Interlacing is why your “30fps” footage combs the moment anything moves.

Widget Interlace / deinterlace toggle

A 60i clip showing comb artifacts on a moving subject when played progressively; a deinterlace toggle smooths it.

Drop-frame timecode

[Drop-frame isn’t losing frames, it’s renumbering them so timecode-as-time matches reality.]

Drop-frame drops numbers, never frames — the most-misunderstood word in post.

Widget Timecode vs wall clock small / optional

A real-time timecode counter with a toggle against the wall clock; drop-frame skips “:00” and “:01” at minute boundaries (except every tenth minute).

sRGB ≠ gamma 2.2

[Everyone’s been doing it slightly wrong, but the wrongness is small enough nobody notices — except in the deep shadows where it matters most.]

Widget Two-curve plot small / optional

sRGB and gamma 2.2 on the same axes; toggle the difference to reveal the tiny linear toe in the shadows.

Kelvin is backwards

[Pure counterintuitive labeling, large aha.]

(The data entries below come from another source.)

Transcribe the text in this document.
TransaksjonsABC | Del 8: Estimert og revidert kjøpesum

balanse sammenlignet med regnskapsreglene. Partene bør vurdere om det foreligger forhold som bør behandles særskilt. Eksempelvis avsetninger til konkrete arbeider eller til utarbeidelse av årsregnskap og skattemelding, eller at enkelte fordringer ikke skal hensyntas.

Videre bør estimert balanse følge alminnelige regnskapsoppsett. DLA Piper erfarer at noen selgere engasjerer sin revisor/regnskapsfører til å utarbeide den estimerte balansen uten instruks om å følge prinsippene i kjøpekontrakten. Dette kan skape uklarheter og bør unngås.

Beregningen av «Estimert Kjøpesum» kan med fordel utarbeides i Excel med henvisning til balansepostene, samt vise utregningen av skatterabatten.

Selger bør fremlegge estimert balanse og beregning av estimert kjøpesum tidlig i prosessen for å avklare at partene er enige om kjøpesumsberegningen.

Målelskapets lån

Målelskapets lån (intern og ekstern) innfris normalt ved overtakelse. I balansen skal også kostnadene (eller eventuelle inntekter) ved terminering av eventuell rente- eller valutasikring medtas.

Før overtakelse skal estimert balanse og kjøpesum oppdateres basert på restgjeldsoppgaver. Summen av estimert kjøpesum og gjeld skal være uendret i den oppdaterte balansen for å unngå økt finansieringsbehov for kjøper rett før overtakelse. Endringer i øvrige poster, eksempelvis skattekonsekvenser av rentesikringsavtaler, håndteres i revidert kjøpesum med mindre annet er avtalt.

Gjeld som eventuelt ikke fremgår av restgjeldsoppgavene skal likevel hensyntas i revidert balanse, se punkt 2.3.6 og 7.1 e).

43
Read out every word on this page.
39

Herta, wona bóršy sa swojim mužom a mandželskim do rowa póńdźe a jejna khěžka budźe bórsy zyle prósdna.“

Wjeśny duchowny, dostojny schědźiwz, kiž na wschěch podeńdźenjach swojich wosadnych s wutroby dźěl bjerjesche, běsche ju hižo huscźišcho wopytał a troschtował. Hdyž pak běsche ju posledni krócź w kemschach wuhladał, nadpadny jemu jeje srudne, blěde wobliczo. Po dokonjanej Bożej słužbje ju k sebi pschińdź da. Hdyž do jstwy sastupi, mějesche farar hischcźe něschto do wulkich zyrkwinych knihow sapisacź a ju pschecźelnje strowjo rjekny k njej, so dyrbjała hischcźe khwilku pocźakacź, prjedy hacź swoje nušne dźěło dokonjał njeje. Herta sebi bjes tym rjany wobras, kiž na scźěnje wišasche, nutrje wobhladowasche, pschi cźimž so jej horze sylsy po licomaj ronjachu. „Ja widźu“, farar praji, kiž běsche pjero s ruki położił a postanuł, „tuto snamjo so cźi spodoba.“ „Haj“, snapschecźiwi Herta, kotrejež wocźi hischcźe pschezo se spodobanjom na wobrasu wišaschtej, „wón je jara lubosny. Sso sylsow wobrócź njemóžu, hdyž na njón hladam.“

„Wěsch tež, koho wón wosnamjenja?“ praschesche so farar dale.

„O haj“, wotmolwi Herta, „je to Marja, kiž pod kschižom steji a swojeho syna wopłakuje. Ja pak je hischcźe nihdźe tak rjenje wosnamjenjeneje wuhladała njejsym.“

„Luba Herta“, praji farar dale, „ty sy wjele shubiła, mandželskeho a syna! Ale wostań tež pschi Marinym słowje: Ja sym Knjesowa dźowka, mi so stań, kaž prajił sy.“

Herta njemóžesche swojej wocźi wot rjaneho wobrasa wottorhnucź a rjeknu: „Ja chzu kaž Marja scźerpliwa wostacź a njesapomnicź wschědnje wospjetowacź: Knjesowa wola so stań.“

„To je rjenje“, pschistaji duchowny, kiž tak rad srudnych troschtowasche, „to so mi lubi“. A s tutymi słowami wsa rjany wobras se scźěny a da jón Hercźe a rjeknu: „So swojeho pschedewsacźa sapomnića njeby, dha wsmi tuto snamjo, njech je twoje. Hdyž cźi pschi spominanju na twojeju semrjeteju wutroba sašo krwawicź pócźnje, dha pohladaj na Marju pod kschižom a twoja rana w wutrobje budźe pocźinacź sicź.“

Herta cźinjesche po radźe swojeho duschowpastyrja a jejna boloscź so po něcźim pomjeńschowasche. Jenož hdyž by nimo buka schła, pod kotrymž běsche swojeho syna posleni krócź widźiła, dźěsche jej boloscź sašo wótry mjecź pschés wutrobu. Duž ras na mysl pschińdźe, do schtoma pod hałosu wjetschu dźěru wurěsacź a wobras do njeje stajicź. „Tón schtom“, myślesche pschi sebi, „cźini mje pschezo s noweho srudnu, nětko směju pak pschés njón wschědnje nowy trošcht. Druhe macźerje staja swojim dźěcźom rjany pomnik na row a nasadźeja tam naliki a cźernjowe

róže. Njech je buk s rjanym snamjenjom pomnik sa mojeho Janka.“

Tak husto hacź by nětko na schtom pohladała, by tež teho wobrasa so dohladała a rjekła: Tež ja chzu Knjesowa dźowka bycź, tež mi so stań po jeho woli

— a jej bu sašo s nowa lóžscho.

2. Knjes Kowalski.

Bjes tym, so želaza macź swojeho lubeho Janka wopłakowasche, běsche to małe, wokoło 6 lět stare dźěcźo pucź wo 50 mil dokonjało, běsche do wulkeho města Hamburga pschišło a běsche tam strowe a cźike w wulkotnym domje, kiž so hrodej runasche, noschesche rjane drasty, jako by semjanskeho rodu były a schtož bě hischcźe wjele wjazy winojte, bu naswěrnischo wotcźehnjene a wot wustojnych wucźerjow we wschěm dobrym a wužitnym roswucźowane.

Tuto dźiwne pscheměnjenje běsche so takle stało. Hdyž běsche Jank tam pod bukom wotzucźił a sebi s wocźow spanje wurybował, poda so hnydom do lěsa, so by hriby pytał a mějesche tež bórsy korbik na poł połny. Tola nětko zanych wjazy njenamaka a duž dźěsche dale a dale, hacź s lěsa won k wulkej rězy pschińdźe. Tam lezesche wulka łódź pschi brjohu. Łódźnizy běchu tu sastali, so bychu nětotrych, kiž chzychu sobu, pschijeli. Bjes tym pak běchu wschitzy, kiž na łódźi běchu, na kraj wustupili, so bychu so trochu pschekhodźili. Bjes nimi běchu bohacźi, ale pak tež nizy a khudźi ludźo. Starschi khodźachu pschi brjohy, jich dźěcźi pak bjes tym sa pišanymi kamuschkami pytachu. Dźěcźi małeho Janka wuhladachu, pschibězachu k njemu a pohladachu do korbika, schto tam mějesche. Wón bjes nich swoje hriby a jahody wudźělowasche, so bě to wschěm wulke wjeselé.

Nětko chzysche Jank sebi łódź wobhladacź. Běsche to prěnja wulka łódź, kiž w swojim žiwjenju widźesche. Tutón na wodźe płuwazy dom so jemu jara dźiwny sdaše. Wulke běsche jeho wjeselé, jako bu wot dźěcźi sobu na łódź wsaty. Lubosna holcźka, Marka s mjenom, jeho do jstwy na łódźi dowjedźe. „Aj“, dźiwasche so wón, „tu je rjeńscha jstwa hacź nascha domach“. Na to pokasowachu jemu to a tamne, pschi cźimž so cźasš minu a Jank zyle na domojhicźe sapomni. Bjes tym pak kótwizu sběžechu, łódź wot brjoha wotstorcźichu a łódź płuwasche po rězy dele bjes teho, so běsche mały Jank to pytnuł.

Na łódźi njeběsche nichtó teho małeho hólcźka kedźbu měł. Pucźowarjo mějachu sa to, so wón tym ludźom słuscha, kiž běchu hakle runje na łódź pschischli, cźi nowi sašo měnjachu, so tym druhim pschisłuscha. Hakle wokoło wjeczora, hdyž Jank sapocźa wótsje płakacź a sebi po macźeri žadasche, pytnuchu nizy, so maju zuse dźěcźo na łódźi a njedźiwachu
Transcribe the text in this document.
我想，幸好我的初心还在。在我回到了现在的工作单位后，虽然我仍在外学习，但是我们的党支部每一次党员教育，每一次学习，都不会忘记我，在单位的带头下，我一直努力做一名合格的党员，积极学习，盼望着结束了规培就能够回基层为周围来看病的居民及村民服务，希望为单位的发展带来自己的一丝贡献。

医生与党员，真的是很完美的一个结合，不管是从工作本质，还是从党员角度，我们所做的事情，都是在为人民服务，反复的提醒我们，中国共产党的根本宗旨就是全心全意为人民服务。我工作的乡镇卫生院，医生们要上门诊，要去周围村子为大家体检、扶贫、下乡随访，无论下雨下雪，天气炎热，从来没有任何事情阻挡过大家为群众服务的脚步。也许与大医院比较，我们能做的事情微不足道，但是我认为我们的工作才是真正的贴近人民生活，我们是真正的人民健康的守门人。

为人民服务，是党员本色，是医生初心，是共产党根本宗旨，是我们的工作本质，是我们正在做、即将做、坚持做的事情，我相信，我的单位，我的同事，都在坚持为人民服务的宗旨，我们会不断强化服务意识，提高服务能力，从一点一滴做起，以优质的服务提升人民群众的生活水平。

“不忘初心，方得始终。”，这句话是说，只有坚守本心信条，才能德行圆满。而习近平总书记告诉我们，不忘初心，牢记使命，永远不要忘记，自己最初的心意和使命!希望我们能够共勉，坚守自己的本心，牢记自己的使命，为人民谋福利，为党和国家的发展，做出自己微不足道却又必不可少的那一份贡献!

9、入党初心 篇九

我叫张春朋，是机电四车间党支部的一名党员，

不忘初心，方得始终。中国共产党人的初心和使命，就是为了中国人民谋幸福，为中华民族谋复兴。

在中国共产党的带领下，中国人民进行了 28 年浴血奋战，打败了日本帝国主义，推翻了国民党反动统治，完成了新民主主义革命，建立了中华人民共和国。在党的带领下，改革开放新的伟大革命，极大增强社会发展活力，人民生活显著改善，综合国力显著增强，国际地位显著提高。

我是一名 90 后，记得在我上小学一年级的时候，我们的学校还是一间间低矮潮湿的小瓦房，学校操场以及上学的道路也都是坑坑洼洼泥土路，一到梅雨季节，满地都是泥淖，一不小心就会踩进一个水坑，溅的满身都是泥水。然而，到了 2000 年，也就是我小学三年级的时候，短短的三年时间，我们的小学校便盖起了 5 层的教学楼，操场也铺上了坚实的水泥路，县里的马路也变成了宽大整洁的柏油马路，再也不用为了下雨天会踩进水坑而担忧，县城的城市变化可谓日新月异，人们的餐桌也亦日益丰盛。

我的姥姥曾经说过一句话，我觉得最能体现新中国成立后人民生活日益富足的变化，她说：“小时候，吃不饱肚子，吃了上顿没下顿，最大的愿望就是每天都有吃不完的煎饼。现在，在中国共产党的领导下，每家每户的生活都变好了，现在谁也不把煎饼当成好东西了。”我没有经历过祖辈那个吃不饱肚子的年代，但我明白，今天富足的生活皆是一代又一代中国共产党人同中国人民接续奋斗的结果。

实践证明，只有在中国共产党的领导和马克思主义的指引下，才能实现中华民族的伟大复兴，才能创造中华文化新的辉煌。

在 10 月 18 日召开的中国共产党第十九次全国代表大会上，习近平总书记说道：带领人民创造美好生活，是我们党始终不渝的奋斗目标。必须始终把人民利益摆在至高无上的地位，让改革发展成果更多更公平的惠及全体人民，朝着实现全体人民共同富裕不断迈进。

Widget Kelvin swatch small / optional

A color swatch tied to a Kelvin slider. Drag down (2700K) → warm / orange; drag up (10000K) → cool / blue.

The prose queue

[Prose-only entries, no widget required. Write the ones that make me mad; abandon the rest. Stable anchors get added per entry as they’re written.]

  • 29.97 / 23.98 origin story (the NTSC color-subcarrier kludge — the best “why is this number cursed” story)
  • 24fps origin (sound-on-film economics)
  • 2-3 pulldown
  • 48k vs 44.1k (video vs music audio)
  • 0.5 pixel-center offset
  • Powers-of-two textures
  • 18% / middle gray (photographic light-meter inheritance)

[The page is whatever survives. Do not pressure-finish entries.]

Glossary

Every term used in this guide, defined once. In the prose, underlined-dotted terms show their short definition on hover or focus, and jump here on click.

Guard band
Deliberately unused frequency range left between allocated bands so that leaky, non-ideal real-world signals don’t bleed into their neighbors. The reason half these "stupid" defaults exist.
Pixel aspect ratio
The ratio of a pixel’s width to its height. SD video pixels weren’t square (0.9, 1.067…), which is why old footage and even the canonical Utah teapot look squashed if you assume 1.0.
Overscan
Old TVs cropped the outer ~5% of the picture. Title-safe and action-safe margins — still in every NLE — exist to survive that crop, long after CRTs are gone.
Interlacing
Sending every other scanline each field, 60 times a second, instead of whole frames 30 times. "30fps" interlaced video was never 30 coherent frames per second.
Drop-frame
A timecode scheme that skips certain frame numbers (not actual frames) so that 29.97fps timecode stays aligned with real wall-clock time.